Евгений шел за офицером, который постоянно сворачивал и менял направление, пока они не достигли места, где никого не оказалось. Офицер поднял с пола какую-то картонку, под которой обнаружился железный люк. Он делал это с такой осторожностью, словно это было сокровище, скрытое от чужих глаз. Открыв люк, они спустились в следующее подземелье. Один из солдат, оставшийся наверху, закрыл люк, положил сверху старую картонку, чтобы его не было видно, и, найдя недалеко пластиковый ящик, сел на него. Сняв автомат, он закурил сигарету и выключил фонарик, как бы отгораживаясь от беспощадной реальности.


Глава 2


Евгений сидел в полутемной комнате, чувствуя тяжесть каждой секунды. Свет свисающей с потолка лампы резал ему глаза, и он почти не видел человека напротив. Спустя несколько мгновений фигура, сидящая в кресле, приподнялась, шагнула в сторону, и лампа осветила его лицо. Это был Борис Иванович, полковник контрразведки и человек, знакомый ему с детства.

Борис Иванович был другом семьи Евгения, и это должно было успокаивать, но теперь только усугубляло его состояние. Тишина в комнате казалась угнетающей, каждый звук – резким, каждое дыхание – натянутым до предела.

– Ну что, Женя, не думал, что встретимся при таких обстоятельствах? – начал Борис Иванович, глядя на него исподлобья. – Помнишь, как мы с твоим отцом на рыбалку ездили? Ты тогда так хотел пойти с нами, а я сказал, что дети должны оставаться дома… и вот теперь мы с тобой здесь.
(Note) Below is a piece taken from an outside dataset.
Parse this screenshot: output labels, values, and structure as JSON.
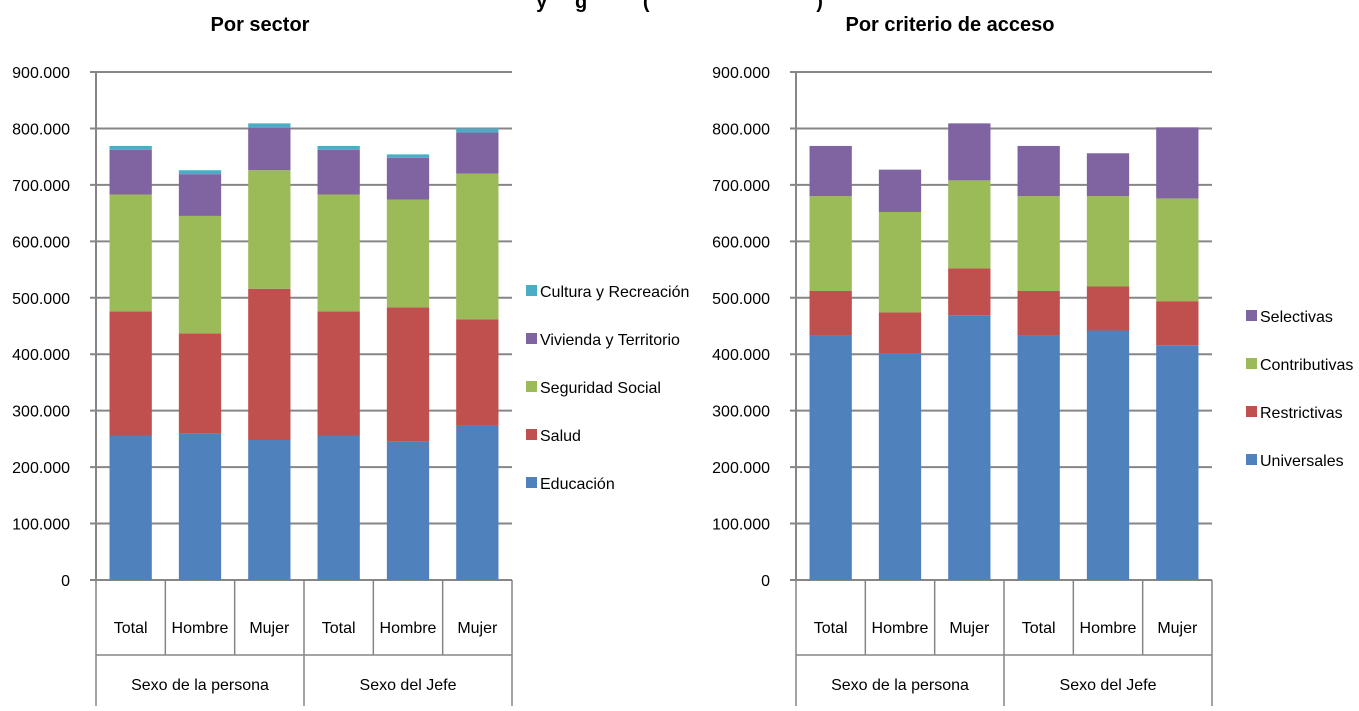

– Прошлое мертво, как разбитая граммофонная пластинка. Погоня за прошлым – неблагодарное занятие, и если вы хотите убедиться в этом, поезжайте на места ваших былых боев…

– Узнаю тебя, но давай поговорим серьёзно. Ты понимаешь, по какому поводу мы собрались?

Евгений кивнул, стараясь сохранить невозмутимость. В его голове уже начинали формироваться мрачные предположения. Он знал, что контрразведка редко устраивает такие «дружеские» беседы без серьезной причины.